As principais plantas usadas para finalidade laxante são os folíolos do sene (Senna alexandrina, Fabaceae), ricos em senosídeos (diantronas); raízes e rizomas de ruibarbo (Rheum spp., Polygonaceae), que contêm reína (antraquinona livre); e cascas do caule de cáscara-sagrada (Frangula purshiana, Rhamnaceae) e de amieiro-negro (Frangula alnus, Rhamnaceae), contendo os cascarosídeos (antronas glicosiladas) e as frangulinas (antraquinonas glicosiladas), respectivamente. Recomenda-se que estas plantas não sejam utilizadas frescas, logo após a coleta, devido ao alto teor de antronas; é necessário que as drogas vegetais passem por um processo de oxidação, que pode ser natural, ao longo de um ano de armazenamento, ou induzido por alta temperatura, e desta forma evita-se os efeitos colaterais drásticos, como náusea e vômitos. A babosa (Aloe spp., Asphodelaceae), também produz derivados antracênicos no látex amarelado que escorre de suas folhas, como as aloínas, com propriedades laxantes. No entanto, o uso oral da babosa não é permitido, devido a sua ação purgativa muito forte, recomendando-se apenas o uso tópico da mucilagem (gel transparente da folha, sem a casca), para fins de cicatrização de feridas e queimaduras.
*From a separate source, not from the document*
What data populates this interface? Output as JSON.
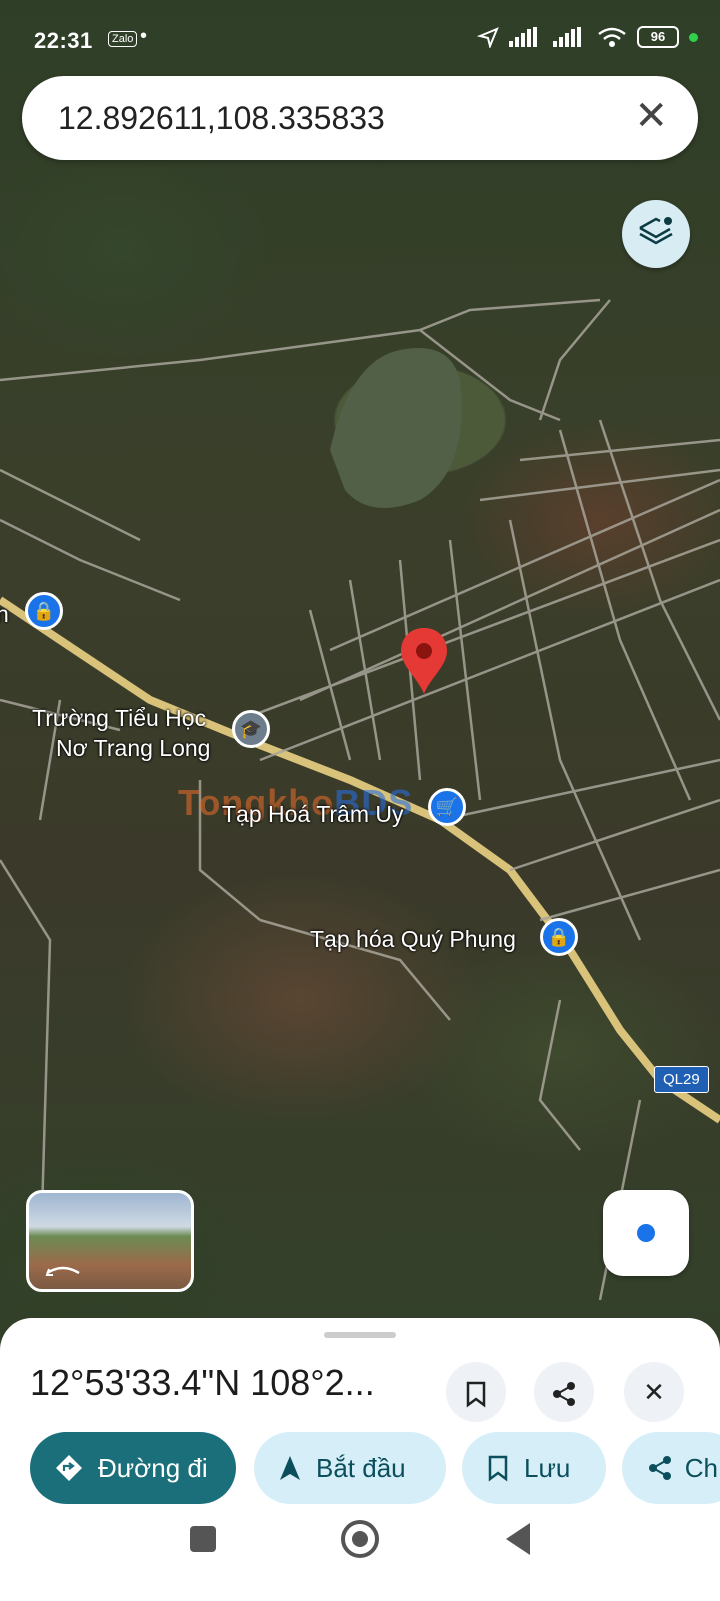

Apesar de natural, o uso de plantas contendo derivados antracênicos com finalidade laxante não deve ser usado de forma indiscriminada. Lembre-se: o que é natural também pode fazer mal! Portanto, o uso abusivo destes laxantes (assim como de outros, incluindo os sintéticos, como o bisacodil) pode causar diversos efeitos colaterais, sobretudo intestino preguiçoso, que é quando o intestino só irá trabalhar a base de laxantes. Nosso intestino grosso não é completamente esvaziado quando vamos ao banheiro, mas sim apenas a porção terminal (1/3). Quando ocorre a formação de mais bolo fecal, este “empurra” as fezes que estavam nas porções inicial e média do intestino grosso, e assim sentimos vontade de ir novamente ao banheiro. Quando tomamos laxantes, todo o conteúdo intestinal é esvaziado, portanto o tempo necessário para preenchê-lo novamente será maior e podemos erroneamente interpretar como constipação, tomando mais laxantes e criando um círculo vicioso. Além do mais, o uso abusivo de laxantes antracênicos pode causar perda de potássio, causando hipopotassemia, que leva à sintomas como fraqueza muscular e redução do tônus intestinal, podendo levar à atonia, prolapsos retais e fissuras anais, lesões na mucosa intestinal, até mesmo carcinomas colorretais e ainda uma condição chamada melanose coli, que é quando o intestino fica com coloração escura, quadro que é reversível com a interrupção do uso.


Estas plantas com propriedades laxantes não devem ser utilizadas sem a orientação de um profissional da saúde, nem por tempo prolongado. Pacientes que fazem uso de fármacos depletores de potássio, como digitálicos, glicocorticoides e diuréticos, devem evitar o uso simultâneo, já que os derivados antracênicos eliminam potássio do organismo e podem potencializar a ação desses fármacos, causando efeitos adversos e toxicidade. Pessoas com obstrução intestinal ou outros problemas de intestino relacionados devem evitar o uso para não sobrecarregar o órgão. Também não se recomenda o uso em grávidas, por falta de evidências de segurança, ou em crianças em fase de amamentação, já que estas moléculas atravessam o leito materno e podem causar diarreia.


Em caso de dúvidas, procure sempre um farmacêutico, um médico ou outro profissional da saúde habilitado a prescrever fitoterápicos. As plantas medicinais são nossas aliadas nas práticas de saúde, porém devem ser usadas de forma racional e sempre baseadas em evidências de segurança e eficácia.